One perspective might be, “well, this is super rare (a Redis cluster may run for years and never have the primary crash), and it’s only a tiny bit of data, so not really worth worrying about.”

I… tend to get grumpy when systems go from “always works” to “almost always works”. If I get a bug report because something didn’t work, and the system always works, then I know it’s a bug in my code. If the system sometimes doesn’t work I can waste a lot of time trying to find my bug before finally realizing that it was the system that had a “rare” failure. So I’m motivated to at least consider whether that might be an option that gets us to the “always works” category.

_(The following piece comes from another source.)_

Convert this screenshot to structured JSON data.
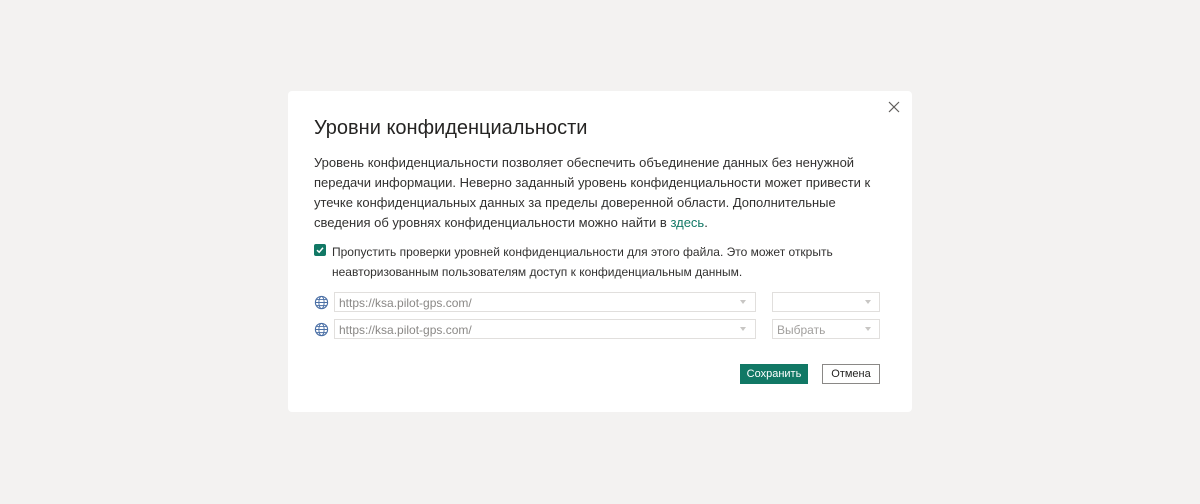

I’m also familiar with Kafka which can be configured for durable writes (a write is stored on multiple broker instances before the client gets confirmation of the write). A Kafka Streams application can store local state on disk on the application workers (in our case the state would be the coordination data), so that after a worker crash the state of the application can be more quickly read back into memory.

A question here is can we partition the coordination data at all? We’re here because we weren’t able to partition it finely enough to just have a workflow handle it… but some kinds of coordination like rate limiting or fair scheduling might really be global: it’s not just chunks too big for a workflow to handle, but perhaps all the data needs to fit in the memory of a single instance.

One can run a Kafka Streams application with just one partition… but then after a crash the new worker needs to read the entire state from disk before it can get going again. (Usually we’d run a Kafka Streams application on data that can be partitioned so that we can add more workers as data volume increases, which keeps recovery time lower for any particular worker). An advantage of Redis is that the followers keep a copy of the state in memory, so that’s a much faster recovery time if we’re talking about a lot of non-partitioned data.

AWS has an intriguing option here. MemoryDB has a Redis API and runs Redis instances, but outside of Redis it also durably stores writes in a transaction log. This means that if the primary crashes and one of the followers is promoted, all the confirmed writes will be replayed on the follower before it takes over, and no data will be lost. They advertise that as it “usually takes just a few seconds until you can write to the cluster again” (Minimizing downtime in MemoryDB with Multi-AZ - Amazon MemoryDB)

Do to my grumpiness I personally would be more reluctant to use standard Redis and would be happier running something on MemoryDB; however, MemoryDB has a standard Redis API so any solution would also run on standard Redis for anyone who didn’t mind the small risk of a rare primary crash causing some bit of data loss.